For example: 19130401-2931 returns true 19130401+2931 returns true

Only the latter should return true.

References: Personnummer och samordningsnummer (Skatteverket) - in Swedish

Johannestegner commented 5 years ago

Hi and thank you for the issue report!

Personnummer & Samordningsnummer are YYMMDD+-XXXX, so if you use the millennial and centurial numbers it's no longer valid.
Does it give the same result if you use 130401-2931 and 130401+2931?

Not really sure how we should handle the case though... @frozzare any input?

ullenius commented 5 years ago

Does it give the same result if you use 130401-2931 and 130401+2931?

Yes.

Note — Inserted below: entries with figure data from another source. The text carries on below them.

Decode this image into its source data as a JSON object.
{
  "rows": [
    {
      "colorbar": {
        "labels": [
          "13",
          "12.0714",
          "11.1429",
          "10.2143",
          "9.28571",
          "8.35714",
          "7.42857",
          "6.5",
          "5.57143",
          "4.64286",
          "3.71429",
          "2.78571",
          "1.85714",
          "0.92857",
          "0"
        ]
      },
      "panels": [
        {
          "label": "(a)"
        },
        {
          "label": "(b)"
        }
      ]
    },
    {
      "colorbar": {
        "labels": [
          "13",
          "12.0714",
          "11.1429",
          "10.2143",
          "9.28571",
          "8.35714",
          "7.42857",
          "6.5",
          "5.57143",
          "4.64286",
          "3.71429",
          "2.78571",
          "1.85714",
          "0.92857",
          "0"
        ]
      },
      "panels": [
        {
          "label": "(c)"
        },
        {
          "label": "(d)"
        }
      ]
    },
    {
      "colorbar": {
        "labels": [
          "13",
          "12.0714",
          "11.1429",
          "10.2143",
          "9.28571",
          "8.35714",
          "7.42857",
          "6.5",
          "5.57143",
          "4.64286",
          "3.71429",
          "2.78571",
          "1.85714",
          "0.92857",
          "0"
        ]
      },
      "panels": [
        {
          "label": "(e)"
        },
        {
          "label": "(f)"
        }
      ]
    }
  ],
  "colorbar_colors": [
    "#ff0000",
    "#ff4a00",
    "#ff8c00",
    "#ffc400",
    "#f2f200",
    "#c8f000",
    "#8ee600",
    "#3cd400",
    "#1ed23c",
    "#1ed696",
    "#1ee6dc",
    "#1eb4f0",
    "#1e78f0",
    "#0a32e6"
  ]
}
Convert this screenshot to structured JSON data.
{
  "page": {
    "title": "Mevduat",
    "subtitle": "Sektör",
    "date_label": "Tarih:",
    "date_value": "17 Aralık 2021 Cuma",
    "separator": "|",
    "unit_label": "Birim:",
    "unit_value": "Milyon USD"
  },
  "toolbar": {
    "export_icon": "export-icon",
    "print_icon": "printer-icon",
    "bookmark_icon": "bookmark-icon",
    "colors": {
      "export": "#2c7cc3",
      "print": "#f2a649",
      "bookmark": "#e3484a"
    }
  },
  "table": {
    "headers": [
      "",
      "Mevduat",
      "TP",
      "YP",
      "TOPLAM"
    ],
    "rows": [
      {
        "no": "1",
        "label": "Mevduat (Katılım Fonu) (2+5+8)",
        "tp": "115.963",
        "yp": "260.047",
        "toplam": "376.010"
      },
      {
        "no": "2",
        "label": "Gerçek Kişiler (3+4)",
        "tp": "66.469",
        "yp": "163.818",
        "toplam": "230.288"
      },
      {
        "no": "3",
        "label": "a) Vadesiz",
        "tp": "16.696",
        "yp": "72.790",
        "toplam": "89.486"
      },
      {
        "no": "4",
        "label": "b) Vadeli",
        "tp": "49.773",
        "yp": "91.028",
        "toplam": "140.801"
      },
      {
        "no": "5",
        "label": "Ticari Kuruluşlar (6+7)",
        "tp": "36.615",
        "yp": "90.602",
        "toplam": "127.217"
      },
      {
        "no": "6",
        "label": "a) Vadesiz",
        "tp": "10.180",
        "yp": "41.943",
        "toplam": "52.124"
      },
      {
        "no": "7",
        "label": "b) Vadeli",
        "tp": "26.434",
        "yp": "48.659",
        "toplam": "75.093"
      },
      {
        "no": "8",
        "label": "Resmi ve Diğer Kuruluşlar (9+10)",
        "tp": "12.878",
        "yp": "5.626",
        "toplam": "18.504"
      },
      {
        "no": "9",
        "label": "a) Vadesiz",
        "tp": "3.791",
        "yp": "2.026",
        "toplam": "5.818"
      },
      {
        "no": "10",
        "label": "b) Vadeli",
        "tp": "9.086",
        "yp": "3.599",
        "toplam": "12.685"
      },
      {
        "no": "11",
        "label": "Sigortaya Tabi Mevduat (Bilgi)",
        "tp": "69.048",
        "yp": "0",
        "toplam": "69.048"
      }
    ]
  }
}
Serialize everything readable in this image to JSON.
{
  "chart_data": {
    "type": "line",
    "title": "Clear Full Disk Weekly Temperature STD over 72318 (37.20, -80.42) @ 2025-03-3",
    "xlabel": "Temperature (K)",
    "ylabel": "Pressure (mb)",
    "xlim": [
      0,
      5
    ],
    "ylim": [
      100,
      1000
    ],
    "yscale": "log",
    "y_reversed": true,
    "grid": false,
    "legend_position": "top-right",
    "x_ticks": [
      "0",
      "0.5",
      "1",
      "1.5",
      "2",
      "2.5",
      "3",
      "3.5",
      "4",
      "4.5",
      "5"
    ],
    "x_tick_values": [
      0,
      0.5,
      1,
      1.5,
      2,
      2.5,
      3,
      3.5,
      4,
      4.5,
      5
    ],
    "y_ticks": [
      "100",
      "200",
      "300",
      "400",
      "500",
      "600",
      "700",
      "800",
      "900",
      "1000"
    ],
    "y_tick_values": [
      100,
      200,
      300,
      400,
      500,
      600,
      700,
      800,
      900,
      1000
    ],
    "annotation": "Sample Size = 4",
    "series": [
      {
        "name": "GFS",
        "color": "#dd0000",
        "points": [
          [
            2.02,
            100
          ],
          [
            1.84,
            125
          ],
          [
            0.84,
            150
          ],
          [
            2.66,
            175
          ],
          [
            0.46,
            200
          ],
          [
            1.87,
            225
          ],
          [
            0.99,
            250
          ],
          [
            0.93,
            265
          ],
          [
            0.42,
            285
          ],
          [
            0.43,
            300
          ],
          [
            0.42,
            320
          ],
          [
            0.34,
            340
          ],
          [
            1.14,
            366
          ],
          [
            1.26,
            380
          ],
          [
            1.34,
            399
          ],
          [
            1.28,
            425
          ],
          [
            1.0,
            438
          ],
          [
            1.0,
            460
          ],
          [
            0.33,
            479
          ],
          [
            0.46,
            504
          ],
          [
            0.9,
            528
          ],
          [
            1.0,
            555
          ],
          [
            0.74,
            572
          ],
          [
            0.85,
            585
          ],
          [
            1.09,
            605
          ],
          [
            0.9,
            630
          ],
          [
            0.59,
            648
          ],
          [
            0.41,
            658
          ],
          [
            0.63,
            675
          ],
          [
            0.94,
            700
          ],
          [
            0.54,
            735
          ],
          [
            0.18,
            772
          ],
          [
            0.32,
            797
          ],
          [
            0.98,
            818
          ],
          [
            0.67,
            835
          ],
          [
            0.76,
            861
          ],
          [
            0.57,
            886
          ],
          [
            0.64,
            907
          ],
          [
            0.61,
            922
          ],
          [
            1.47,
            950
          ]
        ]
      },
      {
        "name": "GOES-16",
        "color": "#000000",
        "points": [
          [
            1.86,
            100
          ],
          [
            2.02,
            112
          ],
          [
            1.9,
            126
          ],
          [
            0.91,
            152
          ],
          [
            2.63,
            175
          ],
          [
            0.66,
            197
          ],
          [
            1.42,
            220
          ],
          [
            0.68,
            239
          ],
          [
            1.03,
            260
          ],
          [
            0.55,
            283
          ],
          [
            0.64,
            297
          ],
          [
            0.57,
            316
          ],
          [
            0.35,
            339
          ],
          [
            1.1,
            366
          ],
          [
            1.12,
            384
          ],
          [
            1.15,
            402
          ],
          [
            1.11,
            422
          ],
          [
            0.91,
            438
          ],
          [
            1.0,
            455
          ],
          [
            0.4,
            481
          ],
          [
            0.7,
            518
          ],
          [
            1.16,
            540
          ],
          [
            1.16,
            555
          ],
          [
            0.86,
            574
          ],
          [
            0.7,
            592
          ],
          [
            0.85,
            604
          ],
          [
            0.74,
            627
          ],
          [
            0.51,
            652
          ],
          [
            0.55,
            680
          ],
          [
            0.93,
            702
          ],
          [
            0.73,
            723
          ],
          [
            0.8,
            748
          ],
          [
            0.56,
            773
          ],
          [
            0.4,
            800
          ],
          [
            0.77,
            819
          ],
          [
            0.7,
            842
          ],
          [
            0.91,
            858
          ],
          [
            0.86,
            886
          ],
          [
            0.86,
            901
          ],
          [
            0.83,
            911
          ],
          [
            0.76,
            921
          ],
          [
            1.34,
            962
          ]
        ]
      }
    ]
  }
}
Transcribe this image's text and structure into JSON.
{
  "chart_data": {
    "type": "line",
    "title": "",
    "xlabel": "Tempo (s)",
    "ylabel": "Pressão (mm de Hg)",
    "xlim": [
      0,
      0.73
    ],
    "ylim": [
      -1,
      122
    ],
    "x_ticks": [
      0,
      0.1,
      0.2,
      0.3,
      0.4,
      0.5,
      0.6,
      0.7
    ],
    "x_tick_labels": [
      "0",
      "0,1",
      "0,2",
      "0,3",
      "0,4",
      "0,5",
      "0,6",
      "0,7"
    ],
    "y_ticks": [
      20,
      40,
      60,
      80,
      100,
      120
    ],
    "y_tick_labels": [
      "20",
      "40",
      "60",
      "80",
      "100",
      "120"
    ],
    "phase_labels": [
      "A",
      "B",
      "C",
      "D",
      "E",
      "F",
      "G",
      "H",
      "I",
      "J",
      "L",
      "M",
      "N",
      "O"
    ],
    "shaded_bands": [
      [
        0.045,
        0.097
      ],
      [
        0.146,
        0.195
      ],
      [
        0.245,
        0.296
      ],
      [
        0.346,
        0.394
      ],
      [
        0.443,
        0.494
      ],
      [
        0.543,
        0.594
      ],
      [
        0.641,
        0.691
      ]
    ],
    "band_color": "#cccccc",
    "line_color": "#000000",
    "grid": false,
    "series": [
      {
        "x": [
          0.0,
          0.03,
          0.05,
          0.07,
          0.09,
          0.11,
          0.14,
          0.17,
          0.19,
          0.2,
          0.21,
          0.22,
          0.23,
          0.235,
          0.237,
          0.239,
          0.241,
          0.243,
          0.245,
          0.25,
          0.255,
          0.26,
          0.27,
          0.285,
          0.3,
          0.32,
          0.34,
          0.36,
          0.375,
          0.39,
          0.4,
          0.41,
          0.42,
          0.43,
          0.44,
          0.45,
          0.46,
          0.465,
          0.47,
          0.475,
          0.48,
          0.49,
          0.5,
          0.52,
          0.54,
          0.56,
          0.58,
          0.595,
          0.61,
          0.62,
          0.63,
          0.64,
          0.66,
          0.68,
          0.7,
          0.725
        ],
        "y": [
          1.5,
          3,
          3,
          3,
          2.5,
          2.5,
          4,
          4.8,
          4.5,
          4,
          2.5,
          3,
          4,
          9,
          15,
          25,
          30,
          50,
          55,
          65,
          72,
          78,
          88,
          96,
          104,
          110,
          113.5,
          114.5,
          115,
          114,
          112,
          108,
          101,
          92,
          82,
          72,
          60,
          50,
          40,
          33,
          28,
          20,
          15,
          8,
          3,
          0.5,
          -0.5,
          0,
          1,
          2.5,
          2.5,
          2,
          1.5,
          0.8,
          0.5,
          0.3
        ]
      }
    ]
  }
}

Both return true.

Found some code in another repo that seems to address the issue (uses same licence so it can be used here as well). Haven't tested it though

Johannestegner commented 5 years ago

About to put the kids to bed, but will take a look at this after talking to @frozzare about possible solutions asap :)

Johannestegner commented 5 years ago

Hi! We have had a long discussion about this now, hehe... What we have concluded is the following:

As of right now, using 13 characters as input (MCDYMMDD+/-XXXX) is seen as a so called undefined behaviour as it is not really a valid social security number.
We are still discussing how we want it to act in case this is done though, as we would rather see all the packages behave the same way in this kind of instances (discussion in https://github.com/personnummer/meta/issues/18 and soon another issue).

The good thing though, is that both the numbers will always be equally valid when it comes to the luhn algorithm, as we always remove the millennial and centurial numbers before doing it either way.

The undefined behaviour exists in if the parser chooses the +/- or the year when something is passed, that is: 19130401-2931 could either be parsed as 1913 or 2013 (which in validity does not matter either way).

I will close this issue for now and reference it in the nasal demon discussion. :)